To test the claim that the proportion of students who choose a healthy snack differs by grade level, we will use the chi-squared test of independence. The null hypothesis is that the proportion of students who choose a healthy snack is the same across all grade levels. The alternative hypothesis is that the proportion of students who choose a healthy snack differs by grade level.

Code
# Data in a matrix
table_6 <- matrix(c(31, 43, 51, 69, 57, 49), nrow = 2, byrow = TRUE)

# Row and column names
rownames(table_6) <- c("Healthy snack", "Unhealthy snack")
colnames(table_6) <- c("6th grade", "7th grade", "8th grade")

# Chi-squared test of independence
test <- chisq.test(table_6)
test

    Pearson's Chi-squared test

data:  table_6
X-squared = 8.3383, df = 2, p-value = 0.01547

The p-value (0.01547) is less than the significance level (α = 0.05). Therefore, we reject the null hypothesis and conclude that the proportion of students who choose a healthy snack differs by grade level.)

Question 7

To test the claim that there is a difference in means for the three areas, we will use a one-way ANOVA test. The null hypothesis is that the means for the three areas are the same.

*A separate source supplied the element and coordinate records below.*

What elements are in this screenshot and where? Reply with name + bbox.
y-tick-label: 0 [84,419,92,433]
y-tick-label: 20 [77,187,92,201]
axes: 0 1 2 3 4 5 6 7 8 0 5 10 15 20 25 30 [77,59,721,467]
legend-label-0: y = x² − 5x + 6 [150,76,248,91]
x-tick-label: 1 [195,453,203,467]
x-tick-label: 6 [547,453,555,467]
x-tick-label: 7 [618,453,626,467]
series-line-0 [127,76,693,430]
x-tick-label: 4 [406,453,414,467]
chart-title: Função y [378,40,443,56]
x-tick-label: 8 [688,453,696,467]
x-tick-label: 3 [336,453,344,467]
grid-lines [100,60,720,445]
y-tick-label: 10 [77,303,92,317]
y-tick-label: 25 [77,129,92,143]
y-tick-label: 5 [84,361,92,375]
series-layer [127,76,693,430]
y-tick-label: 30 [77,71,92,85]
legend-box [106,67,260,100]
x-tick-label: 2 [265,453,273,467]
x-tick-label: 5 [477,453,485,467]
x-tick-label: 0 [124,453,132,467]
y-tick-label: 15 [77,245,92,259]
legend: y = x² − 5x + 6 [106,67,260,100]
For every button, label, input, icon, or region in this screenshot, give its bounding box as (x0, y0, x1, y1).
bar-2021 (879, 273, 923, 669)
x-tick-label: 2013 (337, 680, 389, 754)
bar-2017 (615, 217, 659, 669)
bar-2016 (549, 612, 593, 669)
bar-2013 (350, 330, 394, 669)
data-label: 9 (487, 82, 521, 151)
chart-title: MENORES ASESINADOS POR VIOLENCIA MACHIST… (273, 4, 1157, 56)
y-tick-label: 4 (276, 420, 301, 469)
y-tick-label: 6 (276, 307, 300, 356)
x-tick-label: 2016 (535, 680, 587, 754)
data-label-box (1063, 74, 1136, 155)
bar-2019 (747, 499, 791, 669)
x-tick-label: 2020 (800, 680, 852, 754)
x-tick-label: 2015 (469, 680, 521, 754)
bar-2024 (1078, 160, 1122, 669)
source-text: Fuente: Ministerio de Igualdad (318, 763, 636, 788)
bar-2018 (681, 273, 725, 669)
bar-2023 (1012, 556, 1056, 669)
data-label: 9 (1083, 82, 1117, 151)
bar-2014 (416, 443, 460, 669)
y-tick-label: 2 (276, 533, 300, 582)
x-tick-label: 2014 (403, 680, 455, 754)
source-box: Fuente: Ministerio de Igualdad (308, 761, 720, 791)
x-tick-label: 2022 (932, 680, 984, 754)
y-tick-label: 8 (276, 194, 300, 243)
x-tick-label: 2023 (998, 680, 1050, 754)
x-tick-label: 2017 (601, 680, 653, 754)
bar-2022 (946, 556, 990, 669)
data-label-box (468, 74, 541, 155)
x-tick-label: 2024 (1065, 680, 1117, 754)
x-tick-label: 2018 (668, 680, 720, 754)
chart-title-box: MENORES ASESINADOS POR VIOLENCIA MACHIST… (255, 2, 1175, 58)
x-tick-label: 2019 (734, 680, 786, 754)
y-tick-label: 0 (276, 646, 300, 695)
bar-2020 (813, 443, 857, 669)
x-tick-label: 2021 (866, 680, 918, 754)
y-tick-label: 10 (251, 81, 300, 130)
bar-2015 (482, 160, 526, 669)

The alternative hypothesis is that at least one area’s mean is different from the others.

Code
# Data in vectors
area1 <- c(6.2, 9.3, 6.8, 6.1, 6.7, 7.5)
area2 <- c(7.5, 8.2, 8.5, 8.2, 7.0, 9.3)
area3 <- c(5.8, 6.4, 5.6, 7.1, 3.0, 3.5)

# One-way ANOVA test
test <- aov(c(area1, area2, area3) ~ factor(c(rep("Area 1", length(area1)), rep("Area 2", length(area2)), rep("Area 3", length(area3)))))
summary(test)
                                                                                                    Df
factor(c(rep("Area 1", length(area1)), rep("Area 2", length(area2)), rep("Area 3", length(area3))))  2
Residuals                                                                                           15
                                                                                                    Sum Sq
factor(c(rep("Area 1", length(area1)), rep("Area 2", length(area2)), rep("Area 3", length(area3))))  25.66
Residuals                                                                                            23.54
                                                                                                    Mean Sq
factor(c(rep("Area 1", length(area1)), rep("Area 2", length(area2)), rep("Area 3", length(area3))))  12.832
Residuals                                                                                             1.569
                                                                                                    F value
factor(c(rep("Area 1", length(area1)), rep("Area 2", length(area2)), rep("Area 3", length(area3))))   8.176
Residuals                                                                                                  
                                                                                                     Pr(>F)
factor(c(rep("Area 1", length(area1)), rep("Area 2", length(area2)), rep("Area 3", length(area3)))) 0.00397
Residuals                                                                                                  
                                                                                                      
factor(c(rep("Area 1", length(area1)), rep("Area 2", length(area2)), rep("Area 3", length(area3)))) **
Residuals                                                                                             
---
Signif. codes:  0 '***' 0.001 '**' 0.01 '*' 0.05 '.' 0.1 ' ' 1

The p-value (0.00397) is less than the significance level (α = 0.05). Therefore, we reject the null hypothesis and conclude that there is a difference in means for the three areas.